後者の瘀血には、気を補う「補気薬」(ほきやく…人参など)、血を補う「補血薬」(ほけつやく…当帰〈とうき〉、白芍〈びゃくしゃく〉など)を処方します。
また、血は食物から「脾」(胃腸などの消化器系)の働きによってつくられるので、脾の働きをよくする「健脾薬」(けんぴやく…人参、黄耆〈おうぎ〉、陳皮〈ちんぴ〉など)も使います。
無月経
経血の原料である「気血」の不足や、気血が滞り「瘀血」になっているため、経血が現れないと考えます。

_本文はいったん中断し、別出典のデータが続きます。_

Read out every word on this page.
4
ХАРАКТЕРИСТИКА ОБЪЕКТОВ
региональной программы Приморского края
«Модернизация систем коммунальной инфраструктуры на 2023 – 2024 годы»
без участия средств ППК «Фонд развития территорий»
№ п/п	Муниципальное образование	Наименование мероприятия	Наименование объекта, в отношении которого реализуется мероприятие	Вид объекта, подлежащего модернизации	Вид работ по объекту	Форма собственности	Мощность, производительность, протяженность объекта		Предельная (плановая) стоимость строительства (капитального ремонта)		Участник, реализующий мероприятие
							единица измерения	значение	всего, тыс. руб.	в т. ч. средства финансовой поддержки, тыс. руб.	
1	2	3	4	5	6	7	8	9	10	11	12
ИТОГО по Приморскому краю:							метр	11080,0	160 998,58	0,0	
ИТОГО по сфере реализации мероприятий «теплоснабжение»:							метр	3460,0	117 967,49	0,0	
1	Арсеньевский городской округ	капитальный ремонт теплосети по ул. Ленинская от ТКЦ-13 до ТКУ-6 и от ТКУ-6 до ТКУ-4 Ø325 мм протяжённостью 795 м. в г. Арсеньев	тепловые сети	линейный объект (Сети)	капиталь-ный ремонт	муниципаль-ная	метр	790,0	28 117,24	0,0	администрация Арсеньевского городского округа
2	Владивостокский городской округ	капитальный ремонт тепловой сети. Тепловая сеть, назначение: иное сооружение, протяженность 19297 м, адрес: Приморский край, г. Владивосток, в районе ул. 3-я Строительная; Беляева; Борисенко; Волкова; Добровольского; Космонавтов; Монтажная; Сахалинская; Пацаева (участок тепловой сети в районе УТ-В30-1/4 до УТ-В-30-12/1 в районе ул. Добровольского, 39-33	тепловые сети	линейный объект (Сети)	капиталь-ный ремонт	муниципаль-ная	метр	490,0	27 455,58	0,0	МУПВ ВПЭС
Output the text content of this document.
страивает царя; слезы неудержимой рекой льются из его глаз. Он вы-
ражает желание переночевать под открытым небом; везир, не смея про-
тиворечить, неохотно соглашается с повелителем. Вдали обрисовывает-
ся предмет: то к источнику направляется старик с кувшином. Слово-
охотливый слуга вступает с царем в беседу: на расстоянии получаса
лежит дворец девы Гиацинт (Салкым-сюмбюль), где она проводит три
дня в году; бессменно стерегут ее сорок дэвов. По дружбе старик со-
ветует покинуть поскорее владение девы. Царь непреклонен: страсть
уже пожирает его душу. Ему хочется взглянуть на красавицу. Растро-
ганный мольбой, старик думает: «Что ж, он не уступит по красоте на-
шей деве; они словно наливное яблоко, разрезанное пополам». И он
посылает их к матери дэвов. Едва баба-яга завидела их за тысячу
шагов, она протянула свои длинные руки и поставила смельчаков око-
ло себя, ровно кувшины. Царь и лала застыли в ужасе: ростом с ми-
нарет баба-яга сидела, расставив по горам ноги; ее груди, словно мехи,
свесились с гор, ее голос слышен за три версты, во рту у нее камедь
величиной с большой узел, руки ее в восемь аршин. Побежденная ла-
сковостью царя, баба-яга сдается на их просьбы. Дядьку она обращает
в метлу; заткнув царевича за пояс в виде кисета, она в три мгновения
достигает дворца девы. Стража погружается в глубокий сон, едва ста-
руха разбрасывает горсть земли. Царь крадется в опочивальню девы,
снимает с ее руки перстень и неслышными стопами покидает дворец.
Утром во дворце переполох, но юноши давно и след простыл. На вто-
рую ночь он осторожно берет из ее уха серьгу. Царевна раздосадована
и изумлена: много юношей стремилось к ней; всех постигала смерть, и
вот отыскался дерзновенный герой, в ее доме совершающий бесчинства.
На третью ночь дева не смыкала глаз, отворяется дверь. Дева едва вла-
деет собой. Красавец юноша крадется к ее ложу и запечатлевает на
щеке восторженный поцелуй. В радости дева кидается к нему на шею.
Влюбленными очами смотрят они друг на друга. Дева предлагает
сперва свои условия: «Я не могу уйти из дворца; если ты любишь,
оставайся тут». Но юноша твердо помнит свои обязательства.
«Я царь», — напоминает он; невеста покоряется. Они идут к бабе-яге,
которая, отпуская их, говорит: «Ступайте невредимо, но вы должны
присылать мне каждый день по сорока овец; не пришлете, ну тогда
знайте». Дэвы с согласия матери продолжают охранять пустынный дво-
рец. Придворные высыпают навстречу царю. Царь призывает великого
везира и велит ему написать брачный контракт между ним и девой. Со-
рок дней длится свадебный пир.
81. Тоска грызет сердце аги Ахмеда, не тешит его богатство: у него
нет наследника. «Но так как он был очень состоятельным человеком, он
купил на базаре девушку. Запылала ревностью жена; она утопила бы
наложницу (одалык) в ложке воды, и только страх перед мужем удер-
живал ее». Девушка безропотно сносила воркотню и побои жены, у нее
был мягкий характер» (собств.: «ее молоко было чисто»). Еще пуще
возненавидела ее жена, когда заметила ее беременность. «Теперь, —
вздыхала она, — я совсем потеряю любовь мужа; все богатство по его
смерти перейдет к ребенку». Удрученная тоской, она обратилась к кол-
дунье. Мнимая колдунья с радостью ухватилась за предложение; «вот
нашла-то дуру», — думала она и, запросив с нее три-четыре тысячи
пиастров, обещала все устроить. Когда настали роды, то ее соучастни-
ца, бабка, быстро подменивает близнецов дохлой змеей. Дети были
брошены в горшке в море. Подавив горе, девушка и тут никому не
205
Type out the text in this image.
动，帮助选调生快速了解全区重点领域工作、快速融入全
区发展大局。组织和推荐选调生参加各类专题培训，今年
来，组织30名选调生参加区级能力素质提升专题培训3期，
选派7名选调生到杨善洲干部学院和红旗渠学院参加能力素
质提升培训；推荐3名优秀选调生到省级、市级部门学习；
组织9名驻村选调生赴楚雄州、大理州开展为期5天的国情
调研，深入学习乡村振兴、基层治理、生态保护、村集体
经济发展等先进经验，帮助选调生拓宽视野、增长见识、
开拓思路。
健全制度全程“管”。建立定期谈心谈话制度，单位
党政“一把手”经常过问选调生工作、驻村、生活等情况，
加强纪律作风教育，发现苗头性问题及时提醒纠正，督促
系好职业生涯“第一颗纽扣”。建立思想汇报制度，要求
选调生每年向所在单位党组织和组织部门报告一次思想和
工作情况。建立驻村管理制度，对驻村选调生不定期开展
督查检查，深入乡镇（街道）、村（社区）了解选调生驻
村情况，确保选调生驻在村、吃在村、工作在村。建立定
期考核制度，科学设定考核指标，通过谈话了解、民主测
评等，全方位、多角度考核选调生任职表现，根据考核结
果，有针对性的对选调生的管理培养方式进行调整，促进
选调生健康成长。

生理痛の漢方薬と同じように、補気薬、補血薬、活血薬、散寒薬などを使います。
先天的に、生命エネルギーの源である物質(腎精:じんせい)が不足して無月経になっている場合もあります。この場合、腎精を補う「補腎薬」(ほじんやく…鹿茸〈ろくじょう〉、塾地黄〈じゅくじおう〉など)もあわせて処方します。
月経前症候群(PMS)
主に気の流れが滞った「気滞」と考え、気の滞りを改善する「疎肝理気薬」(そかんりきやく…柴胡〈さいこ〉、薄荷〈はっか〉など)を使います。
稀発月経
主に気の流れが滞った「気滞」と考え、気の滞りを改善する「疎肝理気薬」(そかんりきやく…柴胡〈さいこ〉、薄荷〈はっか〉など)を使います。
稀発月経
気血が不足して経血ができない場合と、気血水が滞って経血が出にくい場とが考えられます。処方は、補血薬、理気薬、散寒薬などを使います。
頻発月経
頻発月経は、腎や脾の気の力が弱い場合や、血に熱がこもっている場合、瘀血などが原因と考えられます。処方としては、「補気薬」(ほきやく…黄耆〈おうぎ〉など)のほか、遺尿や精の漏れ(もれ)を改善し出血を止める「固腎止血薬」(こじんしけつやく…阿膠〈あきょう〉など)などが使われます。瘀血の場合は、生理痛の時と同じような漢方薬を使います。
その他
過少月経、過多月経、月経期延長も、上述のように気・血・水の過不足を考えて対処します。